Saturday, February 25, 2006

Icelandic ructions and the Brazilian real.

It was an odd week in the currency markets:
[I]n possibly the ultimate example of the butterfly effect, this weeks ructions in Reykjavik snowballed across the globe, setting off an avalanche of sell orders in emerging markets from Brazil to Indonesia.

The catalyst for chaos initially seemed to be country-specific. Fitch Ratings down-graded Iceland's debt, citing an "unsustainable" current account deficit, drawing parallels with the imbalances that helped trigger the 1997 Asian crisis.

The Icelandic krona promptly tumbled, losing 9.3 per cent of its value against the US dollar in a day-and-a-half as it slid to a 15-month low. Icelandic stocks and bonds also headed south.
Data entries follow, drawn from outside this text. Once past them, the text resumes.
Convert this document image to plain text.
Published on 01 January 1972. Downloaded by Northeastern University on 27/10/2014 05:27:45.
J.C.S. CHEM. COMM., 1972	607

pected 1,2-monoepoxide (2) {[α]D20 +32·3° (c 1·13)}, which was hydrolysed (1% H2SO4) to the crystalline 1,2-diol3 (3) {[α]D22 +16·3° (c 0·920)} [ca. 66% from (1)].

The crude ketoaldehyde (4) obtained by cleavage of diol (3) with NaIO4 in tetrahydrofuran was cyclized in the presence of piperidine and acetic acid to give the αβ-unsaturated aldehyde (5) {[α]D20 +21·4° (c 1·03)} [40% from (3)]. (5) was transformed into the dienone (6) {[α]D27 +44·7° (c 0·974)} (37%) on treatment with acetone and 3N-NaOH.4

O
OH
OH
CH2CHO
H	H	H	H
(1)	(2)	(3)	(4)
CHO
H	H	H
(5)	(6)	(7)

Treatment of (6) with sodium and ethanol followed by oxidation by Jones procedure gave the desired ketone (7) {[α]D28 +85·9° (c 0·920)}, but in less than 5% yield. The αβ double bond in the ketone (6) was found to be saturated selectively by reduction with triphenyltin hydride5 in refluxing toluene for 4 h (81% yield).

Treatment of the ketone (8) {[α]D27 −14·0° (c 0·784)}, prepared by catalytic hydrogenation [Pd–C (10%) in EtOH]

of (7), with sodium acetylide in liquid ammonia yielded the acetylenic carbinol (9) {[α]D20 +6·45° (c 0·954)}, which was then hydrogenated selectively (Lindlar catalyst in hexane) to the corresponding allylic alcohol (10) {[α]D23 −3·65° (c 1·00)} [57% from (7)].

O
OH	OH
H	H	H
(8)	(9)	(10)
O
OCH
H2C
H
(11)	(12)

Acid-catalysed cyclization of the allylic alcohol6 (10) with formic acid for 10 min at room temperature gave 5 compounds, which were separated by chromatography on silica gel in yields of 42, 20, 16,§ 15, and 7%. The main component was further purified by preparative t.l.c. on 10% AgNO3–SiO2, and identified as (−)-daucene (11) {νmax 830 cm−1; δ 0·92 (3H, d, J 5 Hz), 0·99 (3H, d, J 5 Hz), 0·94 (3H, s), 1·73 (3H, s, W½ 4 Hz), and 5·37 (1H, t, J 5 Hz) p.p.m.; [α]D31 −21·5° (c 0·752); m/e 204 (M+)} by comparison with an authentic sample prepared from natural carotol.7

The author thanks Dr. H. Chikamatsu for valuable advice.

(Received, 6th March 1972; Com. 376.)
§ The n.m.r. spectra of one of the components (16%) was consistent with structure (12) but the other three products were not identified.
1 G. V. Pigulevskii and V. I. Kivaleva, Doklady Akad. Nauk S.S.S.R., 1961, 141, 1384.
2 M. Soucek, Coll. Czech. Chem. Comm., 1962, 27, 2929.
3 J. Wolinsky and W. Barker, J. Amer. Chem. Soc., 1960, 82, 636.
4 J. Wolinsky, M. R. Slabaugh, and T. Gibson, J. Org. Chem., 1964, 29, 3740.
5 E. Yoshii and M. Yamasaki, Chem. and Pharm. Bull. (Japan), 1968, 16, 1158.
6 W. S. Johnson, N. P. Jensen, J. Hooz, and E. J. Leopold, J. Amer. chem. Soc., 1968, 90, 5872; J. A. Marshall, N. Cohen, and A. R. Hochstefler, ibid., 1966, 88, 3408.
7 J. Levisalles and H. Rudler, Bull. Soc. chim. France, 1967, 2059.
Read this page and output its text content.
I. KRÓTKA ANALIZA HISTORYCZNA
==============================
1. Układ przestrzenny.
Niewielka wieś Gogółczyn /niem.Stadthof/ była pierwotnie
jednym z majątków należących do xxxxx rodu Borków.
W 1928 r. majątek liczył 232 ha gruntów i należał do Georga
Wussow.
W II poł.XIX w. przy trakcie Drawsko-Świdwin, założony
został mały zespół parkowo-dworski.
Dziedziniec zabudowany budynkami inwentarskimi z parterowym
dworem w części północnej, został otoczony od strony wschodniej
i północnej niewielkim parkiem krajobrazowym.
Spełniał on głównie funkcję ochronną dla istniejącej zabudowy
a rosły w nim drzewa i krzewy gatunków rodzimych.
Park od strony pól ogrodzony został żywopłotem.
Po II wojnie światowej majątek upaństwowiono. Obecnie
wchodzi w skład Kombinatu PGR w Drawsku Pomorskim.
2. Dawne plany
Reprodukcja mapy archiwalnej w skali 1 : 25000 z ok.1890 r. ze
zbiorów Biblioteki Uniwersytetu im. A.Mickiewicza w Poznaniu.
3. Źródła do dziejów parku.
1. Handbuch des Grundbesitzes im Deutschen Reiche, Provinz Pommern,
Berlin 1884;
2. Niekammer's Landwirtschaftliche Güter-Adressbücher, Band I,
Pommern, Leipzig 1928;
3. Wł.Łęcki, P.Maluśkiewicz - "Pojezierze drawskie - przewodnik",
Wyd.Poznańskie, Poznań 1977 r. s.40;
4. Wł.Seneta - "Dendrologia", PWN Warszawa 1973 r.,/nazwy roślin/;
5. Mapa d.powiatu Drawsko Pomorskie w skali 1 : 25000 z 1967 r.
But the icy blast spread as far as the tropics, and indeed every corner of the emerging market jungle, prompting the Brazilian real to fall 3 per cent, the South African rand more than 2 per cent, the Indonesian rupiah and Polish zloty 1.5 per cent and the Mexican peso and Turkish lire 1 per cent.

The contagion was primarily due to traders' need to liquidate profitable positions in order to fund their Icelandic losses.
Steve Johnson, "Iceland in focus for wrong reasons," Financial Times 12 (Feb. 25-26, 2006).

Iceland's population is a shade under 297,000 -- more than 100,000 fewer people than live in East Baton Rouge Parish -- and yet because they have their own currency, the Icelandic government's management of its debt affects people from Poland to Indonesia.

Currency markets make for great metaphors: "snowballed . . . avalanche . . . icy blast . . . emerging market jungle . . . contagion."